With the shortage of doctors in Palm Springs — especially in primary care — the region has stepped up efforts to fill the void.

University of California opened a medical school at UC Riverside with 50 students; it will expand in 2015 to include graduate family medicine programs through Desert Regional Medical Center.

The UCR medical school engages in local Workforce Excellence initiatives, including the Future Physician Leaders program, a mentorship program for pre-med students.

College of the Desert opened a 14,280-square-foot nursing center in 2009; CSUSB opened a Palm Desert Health Sciences Building in 2008 and now offers a four-year bachelor of science degree in nursing and an RN-to-BSN program at the Palm Desert Campus.

In addition, the Coachella Valley Innovation Hub Accelerator Campus was awarded a three-year, $500,000 grant from Desert Healthcare District for a Health and Medical Innovation Center, with another $1 million from the city of Palm Springs to attract medical-related employees and companies.

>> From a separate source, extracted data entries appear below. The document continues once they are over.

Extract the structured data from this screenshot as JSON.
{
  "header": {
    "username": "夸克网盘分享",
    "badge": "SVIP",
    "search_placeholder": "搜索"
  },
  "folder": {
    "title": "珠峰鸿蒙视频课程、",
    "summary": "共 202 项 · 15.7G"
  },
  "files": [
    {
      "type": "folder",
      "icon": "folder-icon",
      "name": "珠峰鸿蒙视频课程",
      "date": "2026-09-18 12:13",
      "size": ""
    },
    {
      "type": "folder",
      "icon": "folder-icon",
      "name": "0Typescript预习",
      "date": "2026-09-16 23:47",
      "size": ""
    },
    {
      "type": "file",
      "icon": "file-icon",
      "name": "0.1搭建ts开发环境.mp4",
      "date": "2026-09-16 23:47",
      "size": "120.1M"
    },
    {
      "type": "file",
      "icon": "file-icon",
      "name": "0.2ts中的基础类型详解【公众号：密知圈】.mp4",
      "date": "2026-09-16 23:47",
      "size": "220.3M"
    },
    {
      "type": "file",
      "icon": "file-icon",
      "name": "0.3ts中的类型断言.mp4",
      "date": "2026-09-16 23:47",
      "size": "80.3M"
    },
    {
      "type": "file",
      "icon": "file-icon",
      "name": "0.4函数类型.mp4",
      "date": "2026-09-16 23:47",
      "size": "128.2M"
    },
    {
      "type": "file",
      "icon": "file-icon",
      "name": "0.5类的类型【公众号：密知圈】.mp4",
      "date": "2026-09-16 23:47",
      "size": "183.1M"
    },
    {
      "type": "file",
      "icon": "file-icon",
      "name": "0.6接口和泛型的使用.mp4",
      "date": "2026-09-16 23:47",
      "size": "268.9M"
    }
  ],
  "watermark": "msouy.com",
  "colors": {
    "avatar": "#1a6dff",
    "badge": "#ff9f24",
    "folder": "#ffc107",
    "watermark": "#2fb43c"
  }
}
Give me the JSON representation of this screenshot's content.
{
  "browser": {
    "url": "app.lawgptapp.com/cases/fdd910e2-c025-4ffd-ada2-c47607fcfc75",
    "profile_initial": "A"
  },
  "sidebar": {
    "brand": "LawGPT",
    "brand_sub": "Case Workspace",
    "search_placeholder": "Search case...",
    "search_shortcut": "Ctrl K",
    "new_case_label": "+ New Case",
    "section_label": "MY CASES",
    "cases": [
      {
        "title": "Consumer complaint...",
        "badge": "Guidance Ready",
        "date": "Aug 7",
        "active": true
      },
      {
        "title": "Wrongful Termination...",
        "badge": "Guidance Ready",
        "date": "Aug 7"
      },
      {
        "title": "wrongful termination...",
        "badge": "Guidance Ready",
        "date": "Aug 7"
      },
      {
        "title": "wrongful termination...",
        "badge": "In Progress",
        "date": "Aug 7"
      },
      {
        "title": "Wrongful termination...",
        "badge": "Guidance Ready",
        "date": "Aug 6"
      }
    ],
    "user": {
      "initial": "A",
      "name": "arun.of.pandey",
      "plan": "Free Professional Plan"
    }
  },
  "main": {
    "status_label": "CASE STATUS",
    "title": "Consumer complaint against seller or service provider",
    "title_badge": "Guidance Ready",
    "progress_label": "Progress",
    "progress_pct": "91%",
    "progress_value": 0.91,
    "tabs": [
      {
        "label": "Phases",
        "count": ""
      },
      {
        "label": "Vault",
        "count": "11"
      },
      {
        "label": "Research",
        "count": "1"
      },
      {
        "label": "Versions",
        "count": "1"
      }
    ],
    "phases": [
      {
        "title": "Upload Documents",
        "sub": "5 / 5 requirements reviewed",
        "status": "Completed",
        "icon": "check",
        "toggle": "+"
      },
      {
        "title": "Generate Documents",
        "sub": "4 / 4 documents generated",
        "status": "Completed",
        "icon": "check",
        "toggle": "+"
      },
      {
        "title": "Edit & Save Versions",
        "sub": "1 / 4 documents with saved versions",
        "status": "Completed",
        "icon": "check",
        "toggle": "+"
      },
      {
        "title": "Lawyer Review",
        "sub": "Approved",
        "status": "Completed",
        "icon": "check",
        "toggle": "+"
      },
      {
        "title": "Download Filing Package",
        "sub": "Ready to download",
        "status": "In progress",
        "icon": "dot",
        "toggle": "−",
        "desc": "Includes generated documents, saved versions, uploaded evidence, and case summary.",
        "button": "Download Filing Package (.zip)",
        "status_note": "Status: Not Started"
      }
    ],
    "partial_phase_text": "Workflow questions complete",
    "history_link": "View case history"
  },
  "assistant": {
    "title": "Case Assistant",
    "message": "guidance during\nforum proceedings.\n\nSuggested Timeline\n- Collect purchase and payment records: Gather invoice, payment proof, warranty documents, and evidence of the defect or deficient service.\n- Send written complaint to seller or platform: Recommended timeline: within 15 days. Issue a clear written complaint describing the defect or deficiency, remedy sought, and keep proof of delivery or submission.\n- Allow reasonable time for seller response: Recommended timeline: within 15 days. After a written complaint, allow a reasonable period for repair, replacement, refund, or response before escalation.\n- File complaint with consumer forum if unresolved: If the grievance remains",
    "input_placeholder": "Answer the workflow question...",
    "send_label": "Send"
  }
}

Training and exposure to medical careers starts in elementary school, explains Sheila Thornton, vice president of CVEP’s Workforce Excellence. For example, “JFK Memorial Hospital does a pediatric disaster drill once a year for two days, and they bring the fifth-graders from Dr. Carreon Academy in Indio. The kids play the role of pediatric disaster victims, and they learn all about careers. They interface with 46 professionals in that day. They learn about emergency Life Flight helicopters, triage in an emergency room, what a respiratory therapist does, and what the nurse director would be do during a disaster.”

Thornton adds, “Desert Regional and Eisenhower host groups of 30 eighth-graders every month in tours through the hospital. They get hands-on, practical experience that really triggers a new imagination about who they can be and how they fit into the future workforce.”